13. Data Processors and International Transfers
| Provider | Purpose | Location | Transfer Mechanism |
|---|---|---|---|
| Hetzner Online GmbH | Server hosting | Sweden (EU/EEA) | No transfer outside EU |
| Resend, Inc. | Email delivery | USA (EU/Ireland region) | EU-U.S. DPF + SCCs |
| Stripe, Inc. | Payment processing | USA | EU-U.S. DPF (independent controller) |
| Anthropic, PBC | AI text generation | USA | SCCs |
| Formspree, Inc. | Contact form | USA | SCCs |
Where data is transferred to the United States, the transfer is protected by the mechanisms indicated above. We maintain Standard Contractual Clauses as a backup mechanism for all US-based processors.
14. Data Retention
- Anonymous quiz data (not linked to an email): retained indefinitely for aggregate research and product improvement.
- Email addresses: retained until you unsubscribe or request deletion, then deleted within 30 days. The hash link to quiz data is removed simultaneously.
- Purchase records: retained for 10 years as required by German tax law (§147 AO, §257 HGB).
- Contact form messages: deleted after the inquiry has been resolved.
- Server logs: deleted within 14 days.
15. Cookies
This website does not set any cookies. We do not use cookie-based tracking, advertising cookies, or cookie consent banners. No third-party service used by this website sets cookies on your device.
16. Your Rights
Under the GDPR, you have the following rights regarding your personal data:
- Right of access (Art. 15 GDPR) — obtain confirmation of whether and what personal data is processed
- Right to rectification (Art. 16 GDPR) — correct inaccurate personal data
- Right to erasure (Art. 17 GDPR) — request deletion of your personal data
- Right to restriction of processing (Art. 18 GDPR) — restrict processing under certain conditions
- Right to data portability (Art. 20 GDPR) — receive your data in a structured, machine-readable format
- Right to object (Art. 21 GDPR) — object to processing based on legitimate interest, including profiling
- Right to withdraw consent (Art. 7(3) GDPR) — withdraw consent at any time without affecting the lawfulness of prior processing
To exercise any of these rights, contact us at [javascript required to view email] or via the form on the Imprint page.
17. Right to Lodge a Complaint
You have the right to file a complaint with a data protection supervisory authority. The competent authority for the controller is:
Hessischer Beauftragter für Datenschutz und Informationsfreiheit
Postfach 3163
65021 Wiesbaden, Germany
Website: https://datenschutz.hessen.de
If you are located in another EU/EEA member state, you may also contact your local supervisory authority.
18. International Users
If you access this website from outside the EU/EEA, please be aware that your data is processed in accordance with EU data protection law (GDPR), which provides a high level of protection.

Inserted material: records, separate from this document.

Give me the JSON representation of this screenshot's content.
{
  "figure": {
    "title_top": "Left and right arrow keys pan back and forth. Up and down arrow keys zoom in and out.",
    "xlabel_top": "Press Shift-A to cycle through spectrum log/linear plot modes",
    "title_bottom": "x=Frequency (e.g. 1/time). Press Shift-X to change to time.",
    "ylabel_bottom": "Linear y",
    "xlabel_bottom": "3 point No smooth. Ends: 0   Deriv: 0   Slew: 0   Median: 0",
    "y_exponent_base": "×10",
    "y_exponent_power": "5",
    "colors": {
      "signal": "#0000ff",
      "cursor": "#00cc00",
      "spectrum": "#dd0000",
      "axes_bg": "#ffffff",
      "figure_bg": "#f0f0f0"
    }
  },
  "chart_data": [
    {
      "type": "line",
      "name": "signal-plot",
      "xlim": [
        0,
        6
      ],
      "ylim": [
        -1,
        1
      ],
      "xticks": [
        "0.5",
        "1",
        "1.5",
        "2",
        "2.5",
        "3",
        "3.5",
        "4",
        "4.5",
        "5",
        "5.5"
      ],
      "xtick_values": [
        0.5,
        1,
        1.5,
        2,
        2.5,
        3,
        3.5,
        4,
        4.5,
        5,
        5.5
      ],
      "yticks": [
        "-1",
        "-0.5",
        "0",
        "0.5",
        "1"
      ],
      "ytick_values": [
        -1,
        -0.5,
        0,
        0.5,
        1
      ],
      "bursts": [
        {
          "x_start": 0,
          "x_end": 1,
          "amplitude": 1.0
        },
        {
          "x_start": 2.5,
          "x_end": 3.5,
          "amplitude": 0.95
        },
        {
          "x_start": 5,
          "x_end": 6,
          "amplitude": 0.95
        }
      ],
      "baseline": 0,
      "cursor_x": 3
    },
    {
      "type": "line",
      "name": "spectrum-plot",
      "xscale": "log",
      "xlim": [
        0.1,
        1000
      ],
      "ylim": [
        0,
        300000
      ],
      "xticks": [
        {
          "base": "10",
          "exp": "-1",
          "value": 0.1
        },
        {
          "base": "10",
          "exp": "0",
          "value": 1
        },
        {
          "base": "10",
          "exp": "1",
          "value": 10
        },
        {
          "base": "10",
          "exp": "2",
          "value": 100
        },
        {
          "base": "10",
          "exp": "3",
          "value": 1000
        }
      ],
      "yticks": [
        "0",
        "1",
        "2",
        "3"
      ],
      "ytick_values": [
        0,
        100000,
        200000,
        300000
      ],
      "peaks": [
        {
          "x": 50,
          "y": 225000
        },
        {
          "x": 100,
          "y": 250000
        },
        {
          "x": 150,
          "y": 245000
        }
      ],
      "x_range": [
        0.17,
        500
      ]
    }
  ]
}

UK users: If you are located in the United Kingdom, your data is also protected under the UK GDPR. The rights described in Section 16 apply equally under UK data protection law. If you wish to lodge a complaint, you may contact the Information Commissioner's Office (ICO) at https://ico.org.uk.
19. Changes to This Policy
We may update this privacy policy from time to time. Changes will be posted on this page with an updated date. Material changes will be communicated via email where possible. The current version is always available at this page.